Eventually, a handful of opportunities were allowed for me to visit her outside with six-foot social distancing and masks. She also wore a face shield. These visits had to be during the day and she was sometimes “out of it” because she often wanted a nap during that time. Whether she really “knew” me during these times I’m not sure, but when she didn’t have her head down she seemed to at least acknowledge the company.
Finally…after more than a year, and now that she and I have both been fully vaccinated, I’m allowed to visit her in her room after I get a temperature check at each visit. Appointments are needed for the caregivers to adjust their schedules, and I now visit her at least every third day, at the same time I used to stop by each day on my way home from work. Catching her after she finished eating dinner but before she got ready for bed was always the best time for her.
But a lot has changed during the year or so I was away.
Physically, she can now do nothing for herself. Before the pandemic she fed herself, albeit not in a socially acceptable manner—now she has to be fed. Previously I walked her some every day, slow as it might be—now two caregivers are required to move her from one chair to another.
When I first returned to visit, I noticed she had also gone downhill mentally, exhibiting very little reaction or interaction with me. I’ve now visited in her room about a dozen times, and at least this is getting better. She seems happy to see me. She would also be pleased if one of the caregivers, whom she has always loved, gave this length of undivided attention, but I believe I make a difference for the moment. She leans forward in a positive way, seemingly wanting to connect better, and occasionally reaches out to touch my face. A sad part for me is that it seemed she had lost the ability to smile, but glimmers of smiles are coming through the more I’m with her. Her smiles meant everything to me before the pandemic because I knew they were true signs that she was happy as she had lost any ability to fake a smile.
She hasn’t been able to talk for years, so there are no words except for a sporadic “okay,” usually after I say “okay?” in a questioning manner. I talk to her and sing the same songs I’ve sung to her for years. She and I both hum a lot. I do so with different melodies she used to know. She hums most of the time, usually back and forth between two notes. I can tell she’s happy by the way she hums, especially when she moves her hands and feet back and forth to the rhythm.

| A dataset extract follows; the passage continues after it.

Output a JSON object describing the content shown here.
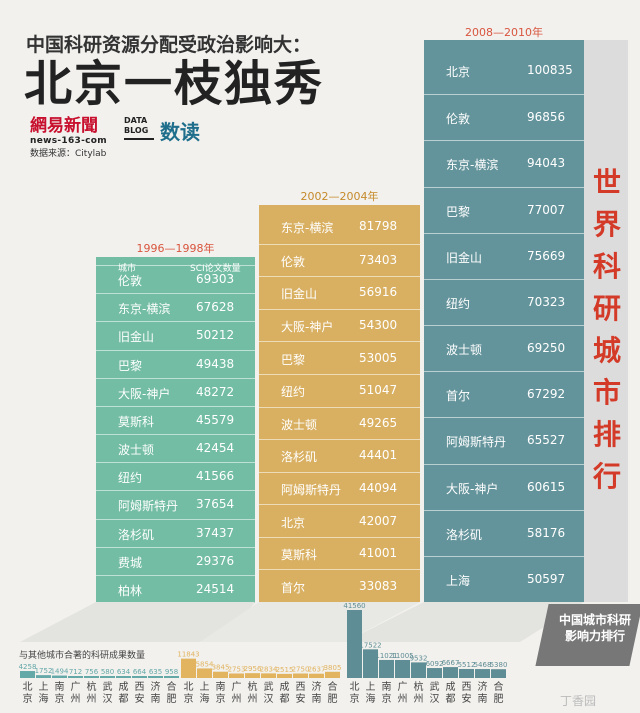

How we really connect though is through our eyes. A few years ago, we seemed to have a renewed love affair. We couldn’t communicate verbally, but the nonverbal connection was fantastic. She looked deeply and penetratingly into my eyes for long periods, seemingly trying to see my inner soul. It worked, and we had great love sessions through our eyes. Now, after the lockdown, she still looks deeply into my eyes, seemingly trying to understand me, but I can tell her gaze also means “I love you.”
I call her after she’s in bed most days that I don’t visit. A caregiver puts the phone on speaker and places it between her ear and pillow, and we “talk” for an hour or so. She’s very exuberant and “talkative” during these calls and hums a lot. It’s obvious that she’s happy. The nice part is that I’m told she’s usually this way also when I’m not visiting or on the phone.
Mary prepared her heart, mind and spirit for years before developing any signs of Alzheimer’s since she knew the chances of her getting it were increased by her family history. The peace of mind—and I believe true happiness—that she currently exudes are proof that her preparation worked.
At this point, she’s happy in her own space without a recognizable care in the world. She realizes and enjoys the care and love from her caregivers…and me. And despite all of the additional challenges it caused, COVID-19 can’t take that away.